Daniel Handlin has a critique of the new space policy, over at The Space Review today. Many, indeed most, of his concerns are valid, though I think that he overstates the concerns of safety and human rating. All of the plausible vehicles — Delta, Atlas, and even Falcon 9, are most of the way there already, and no major changes will be required to any of them, despite all the FUD thrown up by the Ares supporters over the past few years. The new policy isn’t just imperfect — it’s not even particularly good. But then, we’ve never had good space policy, in the entire history since Sputnik, from the standpoint of becoming spacefaring, so it doesn’t have to be very good to be the best we’ve ever had.
Those who have seen me defending it here for the past three months may have had the impression that I think it’s great, but that’s a consequence of a) the fact that whatever its flaws, it’s such a huge improvement over the previous plan that it looks great in comparison and b) the complaints about and attacks on it have been so ridiculously hyperbolic, nonsensical and over the top that any pushback against them is going to look like great praise. It’s sort of like the idiots who thought that I was a big George Bush fan, for no other reason than that I didn’t think that he went into Iraq to steal the oil, or try to get his daddy to love him.

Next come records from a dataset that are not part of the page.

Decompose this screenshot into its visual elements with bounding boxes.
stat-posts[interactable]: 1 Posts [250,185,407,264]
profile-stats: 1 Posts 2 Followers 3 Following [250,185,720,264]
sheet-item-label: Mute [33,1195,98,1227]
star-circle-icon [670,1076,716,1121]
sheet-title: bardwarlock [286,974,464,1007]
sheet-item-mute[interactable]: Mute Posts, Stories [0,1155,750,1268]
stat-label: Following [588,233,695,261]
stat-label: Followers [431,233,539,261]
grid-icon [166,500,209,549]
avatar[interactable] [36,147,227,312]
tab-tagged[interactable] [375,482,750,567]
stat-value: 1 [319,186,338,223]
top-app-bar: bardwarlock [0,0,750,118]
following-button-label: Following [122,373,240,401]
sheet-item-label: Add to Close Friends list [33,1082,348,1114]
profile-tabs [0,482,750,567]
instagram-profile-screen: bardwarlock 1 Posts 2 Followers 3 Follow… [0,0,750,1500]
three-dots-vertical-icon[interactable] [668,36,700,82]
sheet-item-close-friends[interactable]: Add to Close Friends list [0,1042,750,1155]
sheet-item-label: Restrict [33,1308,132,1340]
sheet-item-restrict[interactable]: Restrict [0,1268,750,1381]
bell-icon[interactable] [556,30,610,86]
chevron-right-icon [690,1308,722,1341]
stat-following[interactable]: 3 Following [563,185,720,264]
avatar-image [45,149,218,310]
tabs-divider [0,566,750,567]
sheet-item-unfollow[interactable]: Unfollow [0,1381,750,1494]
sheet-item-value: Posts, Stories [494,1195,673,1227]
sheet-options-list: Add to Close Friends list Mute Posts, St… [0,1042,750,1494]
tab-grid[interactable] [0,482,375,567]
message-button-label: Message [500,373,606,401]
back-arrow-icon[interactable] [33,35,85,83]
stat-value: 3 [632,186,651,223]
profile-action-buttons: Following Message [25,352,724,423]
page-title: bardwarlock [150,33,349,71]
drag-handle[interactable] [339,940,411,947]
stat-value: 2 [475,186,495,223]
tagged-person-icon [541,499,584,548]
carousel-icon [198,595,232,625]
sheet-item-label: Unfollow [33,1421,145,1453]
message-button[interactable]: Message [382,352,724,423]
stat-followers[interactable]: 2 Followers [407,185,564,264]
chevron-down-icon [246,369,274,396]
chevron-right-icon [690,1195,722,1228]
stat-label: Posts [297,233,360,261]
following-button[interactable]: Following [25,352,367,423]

So of course the policy can be improved upon. And the questions about HLV and Orion are valid, but don’t seem to recognize the politics underlying the decisions. This piece, like many space policy analyses, presumes that the goal of the policy is to actually accomplish things in space. And for some policy makers, of course, it is, but that will always be in conflict with the more salient goals — to feed the pork to the most politically connected interests.
The purpose of the (up to) five year delay is not to figure out the best HLV design, or to develop “new technology” for HLVs — as the piece points out, we’re not going to learn much about that. At best, we may develop a new engine to replace the Russian RD-180 used by the Atlas (though this is for national security issues — it certainly won’t save any money). The thing is, if we develop an HLV now, we know that it will be very expensive, because it will be based on Shuttle infrastructure, and if we know anything about Shuttle infrastructure, it is expensive to maintain and operate, even without the orbiter. I can’t know for sure, of course, but I assume that the point of the delay is to kick the HLV can down the road long enough for the policy establishment to finally figure out that we don’t need one to do serious exploration, and that in fact it would hold it back due to its high costs (as it has for decades). It would be nice to make this decision now, but there’s insufficient consensus for it, because too many continue to be members of the Apollo cargo cult. So a bone has to be thrown to Marshall, and a few billion wasted on HLV “technologies.”
With regard to the now-you-don’t-see-it-now-you-do Orion “lifeboat,” that was clearly a sop to Colorado, which (unlike Texas, Utah, or Alabama) the president still hopes to pick up in 2012. But a full restoration would have guaranteed unwillingness on the part of players like Boeing to risk their own money on a new capsule that might have to compete with the government-subsidized one by Lockheed Martin. Making it a lifeboat only was an attempt to alleviate this concern, but it’s probably not enough, because the hardest part of capsule design is entry, and it wouldn’t take much (including internal LM investment) to convert it back to a vehicle to carry crew to orbit (basically, all it would need is an abort system). The challenge is going to be how to fence off its requirements in such a way as to provide some confidence on the part of the other players that they won’t have to compete with it (and it may in the end not be possible to do so). I have some ideas on that, but they’re available only on a paying basis for anyone who wants to hire me as a consultant…
Anyway, yes, the policy could stand a lot of improvement (though it remains vastly superior to what came before it). The question is whether or not it’s possible to get anything better in the current political environment. And my biggest fear is that out of ignorance and kneejerk reaction to anything Obama, the incoming Republican House (and perhaps Senate) will bollix things up even worse.
[Update late morning]
I think he’s way off here:
In some sense, anyone can design a spacecraft on paper. But the decades of institutional memory, expert systems engineering experience, and management skills for large space projects that will be lost by dissolving NASA’s role in spacecraft development can never be recovered.
If such a thing ever existed at NASA in any useful form, it disappeared decades ago. Part of Mike Griffin’s justification for Ares was to recreate it. To the degree that such institutional memory exists, it’s more in the contractors than at NASA. The same contractors who are now going to be putting up crew on their launch systems.